May 08, 2014 04:28 PM EDT

The new GaitTrack app, developed by researchers at the University of Illinois at Urbana-Champaign and Chicago, can convert any cellphone into a sophisticated medical monitor for your heart and lungs.

Especially useful for patients suffering from chronic diseases, GaitTrack uses eight motion parameters to perform a detailed analysis of a person's gait, or walking pattern. It can tell physicians a lot about a patient's cardiopulmonary, muscular and neurological health.

The unique app, described in the journal Telemedicine and e-Health, is unlike any normal fitness app currently on the market.

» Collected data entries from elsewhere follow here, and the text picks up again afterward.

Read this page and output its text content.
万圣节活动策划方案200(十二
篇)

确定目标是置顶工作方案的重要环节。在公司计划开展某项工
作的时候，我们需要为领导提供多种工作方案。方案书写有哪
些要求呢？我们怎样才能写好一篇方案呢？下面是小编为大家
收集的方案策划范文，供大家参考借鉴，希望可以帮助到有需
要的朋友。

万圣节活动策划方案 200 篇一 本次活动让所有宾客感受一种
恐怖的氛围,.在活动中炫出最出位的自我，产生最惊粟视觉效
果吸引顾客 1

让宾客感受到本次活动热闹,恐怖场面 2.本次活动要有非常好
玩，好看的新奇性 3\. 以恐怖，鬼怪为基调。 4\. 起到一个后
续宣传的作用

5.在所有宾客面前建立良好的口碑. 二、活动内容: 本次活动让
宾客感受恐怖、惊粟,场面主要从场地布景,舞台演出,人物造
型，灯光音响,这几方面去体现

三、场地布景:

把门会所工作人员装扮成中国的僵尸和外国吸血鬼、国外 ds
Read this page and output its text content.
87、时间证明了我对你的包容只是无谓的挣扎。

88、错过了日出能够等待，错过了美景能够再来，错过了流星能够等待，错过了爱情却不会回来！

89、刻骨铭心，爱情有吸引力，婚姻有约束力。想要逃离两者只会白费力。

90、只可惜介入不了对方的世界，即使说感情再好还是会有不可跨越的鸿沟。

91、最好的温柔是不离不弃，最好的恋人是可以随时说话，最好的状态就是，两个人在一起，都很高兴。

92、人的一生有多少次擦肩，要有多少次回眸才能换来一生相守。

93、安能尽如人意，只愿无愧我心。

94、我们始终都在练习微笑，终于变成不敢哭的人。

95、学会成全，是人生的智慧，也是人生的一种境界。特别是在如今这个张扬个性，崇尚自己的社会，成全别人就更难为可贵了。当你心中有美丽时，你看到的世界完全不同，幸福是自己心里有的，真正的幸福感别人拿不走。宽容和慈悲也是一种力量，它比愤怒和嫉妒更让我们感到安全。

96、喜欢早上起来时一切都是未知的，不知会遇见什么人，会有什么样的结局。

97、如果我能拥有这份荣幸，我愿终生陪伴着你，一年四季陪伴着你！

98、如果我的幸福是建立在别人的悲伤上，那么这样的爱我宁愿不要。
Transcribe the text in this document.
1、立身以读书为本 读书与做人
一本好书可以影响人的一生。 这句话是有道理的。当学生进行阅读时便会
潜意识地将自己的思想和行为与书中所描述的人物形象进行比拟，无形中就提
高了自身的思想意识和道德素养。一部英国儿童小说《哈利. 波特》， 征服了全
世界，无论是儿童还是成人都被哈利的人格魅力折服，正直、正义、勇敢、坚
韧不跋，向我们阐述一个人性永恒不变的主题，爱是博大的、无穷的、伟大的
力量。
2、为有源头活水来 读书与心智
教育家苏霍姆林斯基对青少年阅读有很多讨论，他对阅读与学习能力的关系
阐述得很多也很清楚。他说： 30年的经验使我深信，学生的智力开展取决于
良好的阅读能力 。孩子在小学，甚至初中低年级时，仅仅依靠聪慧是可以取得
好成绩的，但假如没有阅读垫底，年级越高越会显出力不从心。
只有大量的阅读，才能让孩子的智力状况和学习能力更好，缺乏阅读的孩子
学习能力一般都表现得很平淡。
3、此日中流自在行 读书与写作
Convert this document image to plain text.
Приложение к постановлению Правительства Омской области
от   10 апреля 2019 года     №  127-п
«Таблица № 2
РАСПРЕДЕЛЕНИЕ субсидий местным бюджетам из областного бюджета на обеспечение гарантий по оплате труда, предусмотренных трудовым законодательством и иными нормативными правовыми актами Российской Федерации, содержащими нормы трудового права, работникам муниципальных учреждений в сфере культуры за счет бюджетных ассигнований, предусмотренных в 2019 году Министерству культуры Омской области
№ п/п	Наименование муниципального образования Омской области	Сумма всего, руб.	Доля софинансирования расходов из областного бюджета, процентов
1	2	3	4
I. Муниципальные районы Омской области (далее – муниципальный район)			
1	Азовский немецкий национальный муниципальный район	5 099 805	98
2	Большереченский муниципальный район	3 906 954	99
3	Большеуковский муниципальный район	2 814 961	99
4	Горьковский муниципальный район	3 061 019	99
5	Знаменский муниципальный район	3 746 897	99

"Fitness apps and devices are tuned for healthy people," lead researcher Bruce Schatz, affiliated with the Institute for Genomic Biology at the University of Illinois, said in a statement. "They cannot accurately measure patients with chronic disease, who are the biggest medical market. A pedometer is not a medical device. But a cheap phone with GaitTrack software is."

According to Schatz, gait is sometimes called the "sixth vital sign" - after temperature, blood pressure, heart rate, respiratory rate and blood oxygen level. Gait speed involves several systems of the body working together in coordination, so changes in gait can be a sign of trouble in one or more systems.

Patients with chronic disease tend to walk with shorter, more careful strides, or shuffle across the floor, making it difficult to measure their gait with a typical pedometer. For those with heart and lung disease, such as congestive heart failure, chronic obstructive pulmonary disease (COPD) and asthma, doctors often use an assessment called the six-minute walk test. GaitTrack offers an easier way of running this test.

The Illinois team used GaitTrack to administer six-minute walk tests to 30 patients with chronic lung disease and found that it was a cheaper, more accurate monitor compared to medical accelerometers. What's more, they discovered that analysis of the gait data could predict lung function with 90 percent accuracy, within an age group.

Schatz envisions people constantly running the GaitTrack app while carrying their phones as a sort of early warning system if it should detect any concerning changes in gait.

"Population health measurement is the key to making health care viable. If you could just measure what people were doing all the time, then you could get enough information to make rational decisions," Schatz concluded.